Use the Peanut Risk Management Tool to see how various production practices affect pest response. Record management choices and outcomes in the Field Log.
• By Amanda Huber •
A practical, easy-to-use management tool for Virginia-type peanut growers is available through the North Carolina State University Extension peanut website under the menu selection “Peanut Risk Tool and Field Log.” Download the Microsoft Excel-based tool to use in determining the risk of pests based on production decisions. It can also be used to record practices and inputs associated with production and pest management to chronicle field histories.
“The idea behind the Peanut Risk Tool was to make it easier to see the interrelationships among the practices we use to grow peanuts and how all types of pests respond, including weeds, arthropods, diseases and nematodes,” says David Jordan, North Carolina State University Extension peanut specialist.
The goal was to take all the risk information that they had learned and put it into one tool where farmers could look at different production scenarios and see what their total risk was based on those decisions, he says.

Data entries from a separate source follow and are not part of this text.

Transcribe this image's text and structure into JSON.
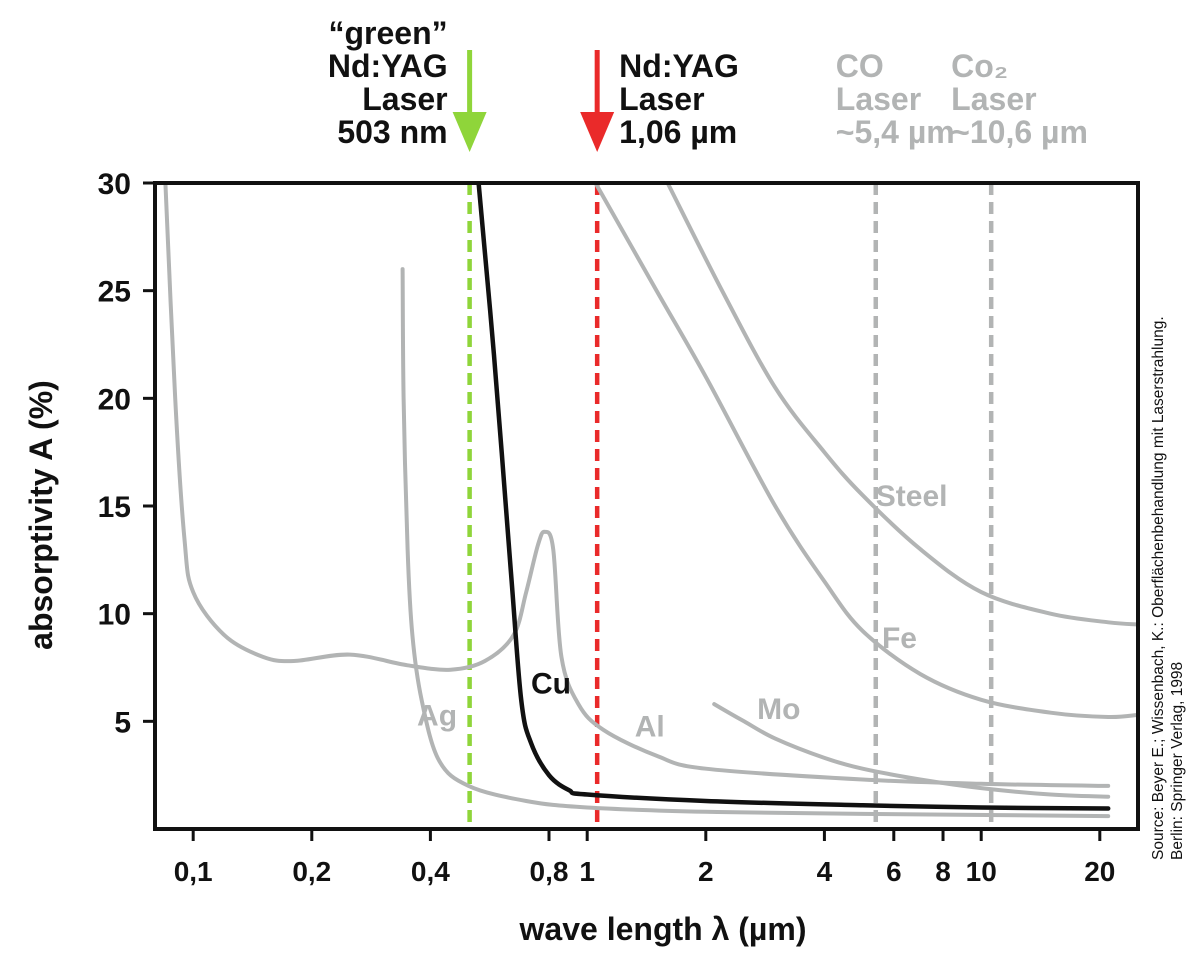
{
  "chart_data": {
    "type": "line",
    "xscale": "log",
    "xlabel": "wave length λ (µm)",
    "ylabel": "absorptivity A (%)",
    "xlim": [
      0.08,
      25
    ],
    "ylim": [
      0,
      30
    ],
    "x_ticks": [
      {
        "value": 0.1,
        "label": "0,1"
      },
      {
        "value": 0.2,
        "label": "0,2"
      },
      {
        "value": 0.4,
        "label": "0,4"
      },
      {
        "value": 0.8,
        "label": "0,8"
      },
      {
        "value": 1,
        "label": "1"
      },
      {
        "value": 2,
        "label": "2"
      },
      {
        "value": 4,
        "label": "4"
      },
      {
        "value": 6,
        "label": "6"
      },
      {
        "value": 8,
        "label": "8"
      },
      {
        "value": 10,
        "label": "10"
      },
      {
        "value": 20,
        "label": "20"
      }
    ],
    "y_ticks": [
      {
        "value": 5,
        "label": "5"
      },
      {
        "value": 10,
        "label": "10"
      },
      {
        "value": 15,
        "label": "15"
      },
      {
        "value": 20,
        "label": "20"
      },
      {
        "value": 25,
        "label": "25"
      },
      {
        "value": 30,
        "label": "30"
      }
    ],
    "series": [
      {
        "name": "Cu",
        "color": "#111111",
        "label_at": [
          0.72,
          6.3
        ],
        "points": [
          [
            0.53,
            30
          ],
          [
            0.58,
            22
          ],
          [
            0.64,
            12
          ],
          [
            0.68,
            6
          ],
          [
            0.72,
            4
          ],
          [
            0.8,
            2.5
          ],
          [
            0.9,
            1.8
          ],
          [
            1.0,
            1.6
          ],
          [
            2,
            1.3
          ],
          [
            5,
            1.1
          ],
          [
            10,
            1.0
          ],
          [
            21,
            0.95
          ]
        ]
      },
      {
        "name": "Ag",
        "color": "#b2b4b4",
        "label_at": [
          0.37,
          4.8
        ],
        "points": [
          [
            0.34,
            26
          ],
          [
            0.342,
            20
          ],
          [
            0.35,
            13
          ],
          [
            0.36,
            9
          ],
          [
            0.38,
            6
          ],
          [
            0.42,
            3.2
          ],
          [
            0.5,
            2.0
          ],
          [
            0.7,
            1.3
          ],
          [
            1.0,
            1.0
          ],
          [
            2,
            0.8
          ],
          [
            5,
            0.7
          ],
          [
            21,
            0.6
          ]
        ]
      },
      {
        "name": "Al",
        "color": "#b2b4b4",
        "label_at": [
          1.32,
          4.3
        ],
        "points": [
          [
            0.085,
            30
          ],
          [
            0.09,
            20
          ],
          [
            0.095,
            13.5
          ],
          [
            0.1,
            11
          ],
          [
            0.12,
            9
          ],
          [
            0.15,
            8
          ],
          [
            0.18,
            7.8
          ],
          [
            0.25,
            8.1
          ],
          [
            0.35,
            7.6
          ],
          [
            0.45,
            7.4
          ],
          [
            0.55,
            7.8
          ],
          [
            0.65,
            9
          ],
          [
            0.7,
            11
          ],
          [
            0.75,
            13.2
          ],
          [
            0.78,
            13.8
          ],
          [
            0.82,
            13
          ],
          [
            0.86,
            8
          ],
          [
            0.95,
            5.8
          ],
          [
            1.1,
            4.6
          ],
          [
            1.5,
            3.4
          ],
          [
            2,
            2.8
          ],
          [
            5,
            2.3
          ],
          [
            10,
            2.1
          ],
          [
            21,
            2.0
          ]
        ]
      },
      {
        "name": "Mo",
        "color": "#b2b4b4",
        "label_at": [
          2.7,
          5.1
        ],
        "points": [
          [
            2.1,
            5.8
          ],
          [
            2.5,
            5.0
          ],
          [
            3,
            4.2
          ],
          [
            4,
            3.3
          ],
          [
            5,
            2.8
          ],
          [
            7,
            2.3
          ],
          [
            10,
            1.9
          ],
          [
            15,
            1.6
          ],
          [
            21,
            1.5
          ]
        ]
      },
      {
        "name": "Fe",
        "color": "#b2b4b4",
        "label_at": [
          5.6,
          8.4
        ],
        "points": [
          [
            1.05,
            30
          ],
          [
            1.5,
            25
          ],
          [
            2,
            21
          ],
          [
            3,
            15
          ],
          [
            4,
            11.5
          ],
          [
            5,
            9.2
          ],
          [
            7,
            7.2
          ],
          [
            10,
            6
          ],
          [
            15,
            5.4
          ],
          [
            21,
            5.2
          ],
          [
            25,
            5.3
          ]
        ]
      },
      {
        "name": "Steel",
        "color": "#b2b4b4",
        "label_at": [
          5.4,
          15.0
        ],
        "points": [
          [
            1.6,
            30
          ],
          [
            2.2,
            25
          ],
          [
            3,
            20.5
          ],
          [
            4,
            17.5
          ],
          [
            5,
            15.5
          ],
          [
            7,
            13
          ],
          [
            10,
            11
          ],
          [
            15,
            10
          ],
          [
            21,
            9.6
          ],
          [
            25,
            9.5
          ]
        ]
      }
    ],
    "lasers": [
      {
        "lines": [
          "“green”",
          "Nd:YAG",
          "Laser",
          "503 nm"
        ],
        "wavelength": 0.503,
        "color": "#8fd53a",
        "text_color": "#111111",
        "arrow": true
      },
      {
        "lines": [
          "Nd:YAG",
          "Laser",
          "1,06 µm"
        ],
        "wavelength": 1.06,
        "color": "#ea2a2a",
        "text_color": "#111111",
        "arrow": true
      },
      {
        "lines": [
          "CO",
          "Laser",
          "~5,4 µm"
        ],
        "wavelength": 5.4,
        "color": "#b2b4b4",
        "text_color": "#b2b4b4",
        "arrow": false
      },
      {
        "lines": [
          "Co₂",
          "Laser",
          "~10,6 µm"
        ],
        "wavelength": 10.6,
        "color": "#b2b4b4",
        "text_color": "#b2b4b4",
        "arrow": false
      }
    ],
    "source": [
      "Source: Beyer E.; Wissenbach, K.: Oberflächenbehandlung mit Laserstrahlung.",
      "Berlin: Springer Verlag, 1998"
    ],
    "grid": false,
    "legend": "none"
  }
}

Bringing An Idea To Fruition
NCSU Extension Entomologist Rick Brandenburg says “The Peanut Risk Tool is useful to help understand risk in production, to help make the best decisions for your farm situation before the first seed goes in the soil and to make wise decisions as the season progresses.”
The concept of predicting risk in North Carolina peanut production was developed by the late Jack Bailey, NCSU plant pathologist. “Jack wanted to make a system that took not only our research findings but also our experiences over the decades and put it into a program that helped us make wise management decision,” Brandenburg says.
“For a number of years, David Jordan has led an effort to continue Jack’s dream and put it into practice by providing guidelines for county Extension field faculty and a risk index calculator for peanut growers to reduce risk.”
An Economic Component
Although the tool is beneficial prior to planting, it can also be used as the season progresses.
“It can help producers understand how everything they do will impact something else,” Brandenburg says. “Cultivar selection, tillage practices, planting date, plant populations and row spacing, and on down the list, will all influence the problems later in the season. You can’t make potential problems disappear, but you can stack the deck in your favor to reduce those issues that are most troublesome and stressful on your farm.”
He says researchers make every attempt to develop cost-effective approaches to management and look at the economics of risk reduction. “Sometimes that comes at a premium price and limits our ability to produce the crop in a cost-effective manner.
“The best decisions are the result of using the best sources of information you can, mixed with your own personal experiences, and making those decisions in a timely manner.”
How It Works
Jordan says the tool, once downloaded, contains drop-down menus to select inputs.
“Put in your field history. Choose your rotation and inputs. Depending on your options, it’s going to show how much risk you are taking for the selected pests. It can be expanded to include more pests and categories of pests than what is currently in the tool. It is designed to be flexible and easily modified.”
Risk assessments are based on the stoplight’s red, yellow and green colors.
“If you see a lot of green, then it means those scenarios for the selected inputs are creating less risk for that pest. But if you see more red, you can go back and look at what you are doing to create that risk and what you might do differently to reduce it.
“We’ve tied all of these practices back to a cost,” Jordan says. “So adjusting risks may show an increase or decrease in costs. That’s part of the tool.”
Eliminating all of the uncertainties in farming isn’t possible. Using information gained from decades of peanut research can help producers make decisions that reduce some of the risk in their crop. Use the Field Log to record those decisions and yields achieved.
Find the tool at https://peanut.ces.ncsu.edu/peanut-risk-tool-and-field-log/.
A Field Log For Record Keeping
Based on grower surveys, Extension peanut specialist David Jordan found that nearly two-thirds of producers keep most of their records on paper. A spreadsheet was used by 18% of growers, and 23% relied on documentation associated with the Worker Protection Standards. Another 8% of growers depended on their own memory, with 4% having a crop consultant keep their field records. Some producers use multiple ways of keeping up with the information.
For those who want to transition away from a system of keeping up with papers or relying on memory, the Field Log was included as a part of the Peanut Risk Management Tool.
“As I have transitioned away from paper to electronic, and I’m not all the way there yet, I find it much easier and efficient to pull things together to make a decision when the information is all in one place,” Jordan says. “The idea is to start populating this log with all the information you have for your peanuts.
“The value is you put all this information in and you look at the outcome for that year. Are yields what you expected? If not, and if you don’t already intuitively know, you can look at inputs and decisions to help figure out what affected the yield.”
Jordan says he hopes producers will give the new Field Log and Peanut Risk Management Tool a try. “It is flexible, and you can record what you think is most important. It is not tied to something on the web where others can gain access.
“If you don’t have a place where you are already recording this information, then it’s a good place to do that.”